Chove
E quando a chuva cai dentro de você? — Reação em Cadeia.
Quando começou a chover na última quarta-feira, Leo não correu.
Os pingos começaram tímidos e, após segundos, logo caíram como se Deus estivesse desesperado. Leo não acreditava nesse tal de Deus, mas estava desesperado.
Viu pessoas correrem, em poucos minutos já não havia ninguém nas ruas de São Bernardo. Somente Leo, andando um pouco rápido, os carros e a chuva. Leo se perguntou o porquê da pressa.
Lembrou de todos os compromissos e trabalhos pendentes, de todas as mensagens que precisava responder, de todos os artigos para escrever, de todas as reuniões com os orientadores de TCC. Estava desesperado.
Parou, respirou fundo e, depois de alguns passos acelerados, andou devagar sentindo cada gota cair sobre seu corpo. E o calor da chuva que aumentava com o mormaço de fim de verão começou a deixá-lo frio. Cada passo devagar e leve levava Leo para lugar nenhum. Era onde queria estar.
Desacelerado, sentiu o vento balançar as folhas das árvores. Parecia que as árvores gritavam. Pouco depois, junto ao estrondo da chuva, ouviu o barulho dos pneus levantando água do asfalto, somado ao grito das árvores, ao seu desespero e ao de Deus.
De olhos fechados, continuou a caminhada sem ver o que era calçada ou rua. Sentindo os pingos frios em suas pálpebras, lembrou de quando era criança. De quando sua mãe pedia para correr, correr e correr pra casa, pra não se molhar, pra não esperar Deus criar poças, pra não brincar na chuva. Leo não lembrava de ter brincado na chuva. Ele nunca brincou.

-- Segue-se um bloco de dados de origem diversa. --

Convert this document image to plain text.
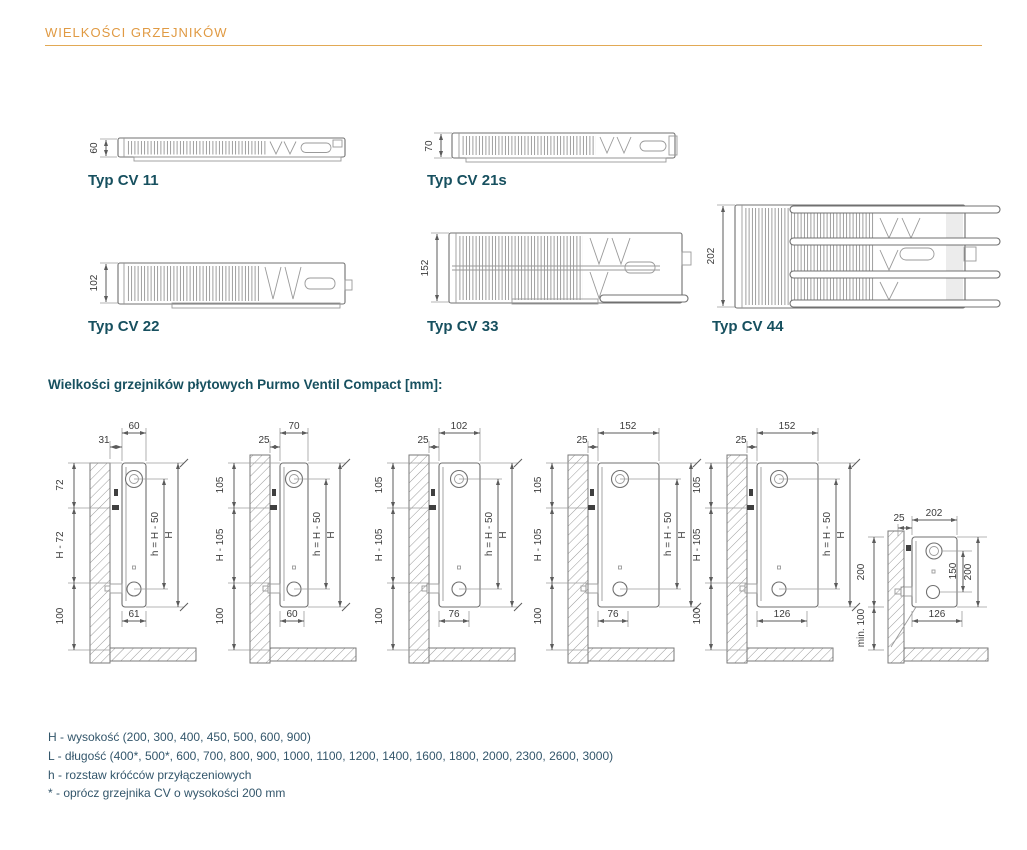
WIELKOŚCI GRZEJNIKÓW
60	70
102
152
202
72
H - 72
100
60
31
h = H - 50 H
61
105
H - 105
100
70
25
h = H - 50 H
60
105
H - 105
100
102
25
h = H - 50 H
76
105
H - 105
100
152
25
h = H - 50 H
76
105
H - 105
100
152
25
h = H - 50 H
126
200
min. 100
202
25
150 200
126
Typ CV 11	Typ CV 21s
Typ CV 22	Typ CV 33	Typ CV 44
Wielkości grzejników płytowych Purmo Ventil Compact [mm]:
H - wysokość (200, 300, 400, 450, 500, 600, 900)
L - długość (400*, 500*, 600, 700, 800, 900, 1000, 1100, 1200, 1400, 1600, 1800, 2000, 2300, 2600, 3000)
h - rozstaw króćców przyłączeniowych
* - oprócz grzejnika CV o wysokości 200 mm
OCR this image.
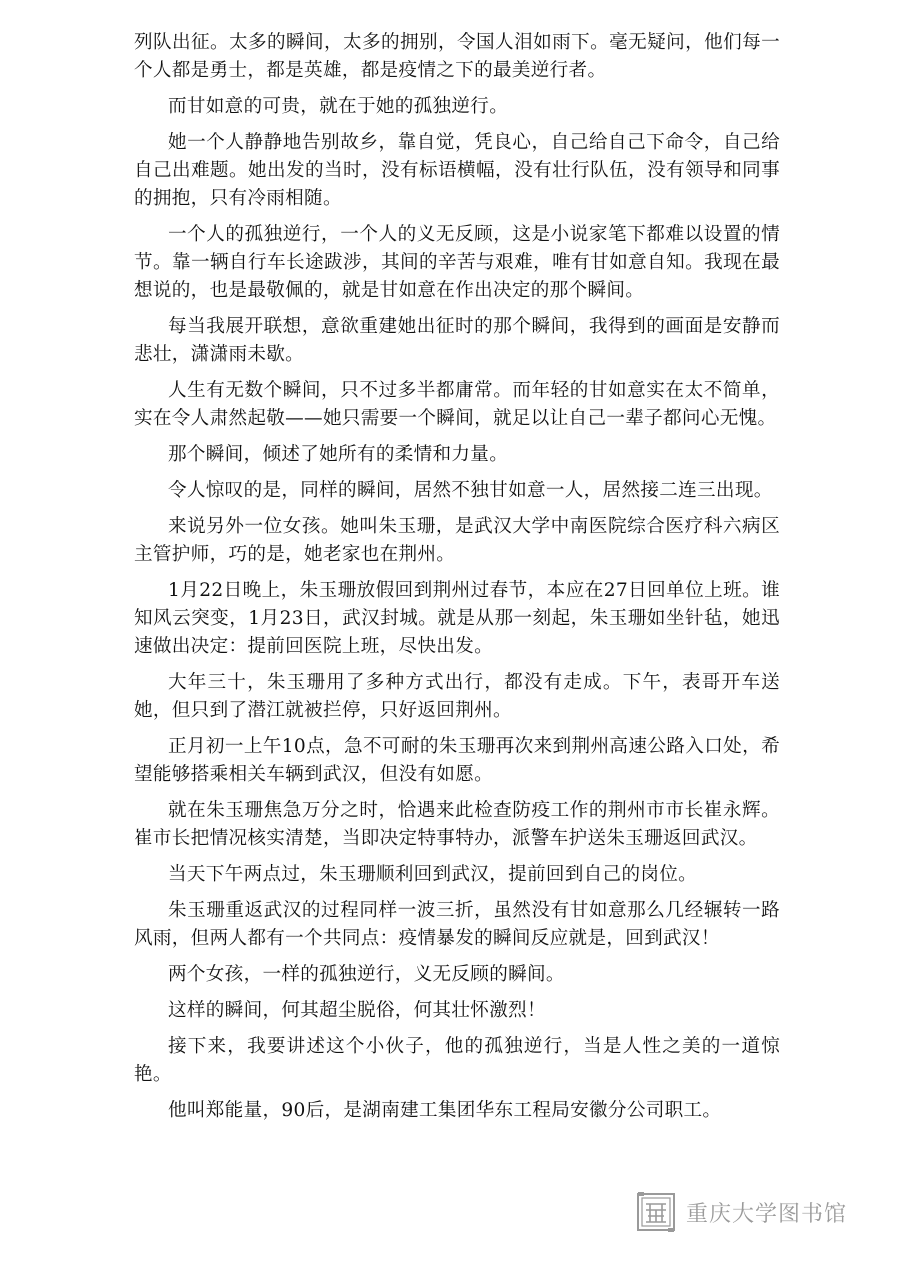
列队出征。太多的瞬间，太多的拥别，令国人泪如雨下。毫无疑问，他们每一个人都是勇士，都是英雄，都是疫情之下的最美逆行者。

而甘如意的可贵，就在于她的孤独逆行。

她一个人静静地告别故乡，靠自觉，凭良心，自己给自己下命令，自己给自己出难题。她出发的当时，没有标语横幅，没有壮行队伍，没有领导和同事的拥抱，只有冷雨相随。

一个人的孤独逆行，一个人的义无反顾，这是小说家笔下都难以设置的情节。靠一辆自行车长途跋涉，其间的辛苦与艰难，唯有甘如意自知。我现在最想说的，也是最敬佩的，就是甘如意在作出决定的那个瞬间。

每当我展开联想，意欲重建她出征时的那个瞬间，我得到的画面是安静而悲壮，潇潇雨未歇。

人生有无数个瞬间，只不过多半都庸常。而年轻的甘如意实在太不简单，实在令人肃然起敬——她只需要一个瞬间，就足以让自己一辈子都问心无愧。

那个瞬间，倾述了她所有的柔情和力量。

令人惊叹的是，同样的瞬间，居然不独甘如意一人，居然接二连三出现。

来说另外一位女孩。她叫朱玉珊，是武汉大学中南医院综合医疗科六病区主管护师，巧的是，她老家也在荆州。

1月22日晚上，朱玉珊放假回到荆州过春节，本应在27日回单位上班。谁知风云突变，1月23日，武汉封城。就是从那一刻起，朱玉珊如坐针毡，她迅速做出决定：提前回医院上班，尽快出发。

大年三十，朱玉珊用了多种方式出行，都没有走成。下午，表哥开车送她，但只到了潜江就被拦停，只好返回荆州。

正月初一上午10点，急不可耐的朱玉珊再次来到荆州高速公路入口处，希望能够搭乘相关车辆到武汉，但没有如愿。

就在朱玉珊焦急万分之时，恰遇来此检查防疫工作的荆州市市长崔永辉。崔市长把情况核实清楚，当即决定特事特办，派警车护送朱玉珊返回武汉。

当天下午两点过，朱玉珊顺利回到武汉，提前回到自己的岗位。

朱玉珊重返武汉的过程同样一波三折，虽然没有甘如意那么几经辗转一路风雨，但两人都有一个共同点：疫情暴发的瞬间反应就是，回到武汉！

两个女孩，一样的孤独逆行，义无反顾的瞬间。

这样的瞬间，何其超尘脱俗，何其壮怀激烈！

接下来，我要讲述这个小伙子，他的孤独逆行，当是人性之美的一道惊艳。

他叫郑能量，90后，是湖南建工集团华东工程局安徽分公司职工。

重庆大学图书馆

Lembrou que tinha uma sombrinha na mochila, mas resolveu deixá-la lá. Queria sentir a chuva como nunca sentiu, queria se molhar.
Próximo ao semáforo, um motorista parado, vendo Leo encharcado, gritou: cê é louco? corre dessa chuva!
Leo abriu os olhos, em meio à chuva torrencial, e avistou o motorista. Respirou devagar, sentindo o vento e o cheiro da chuva, expirou devagar, fechou os olhos e respondeu: já corri demais.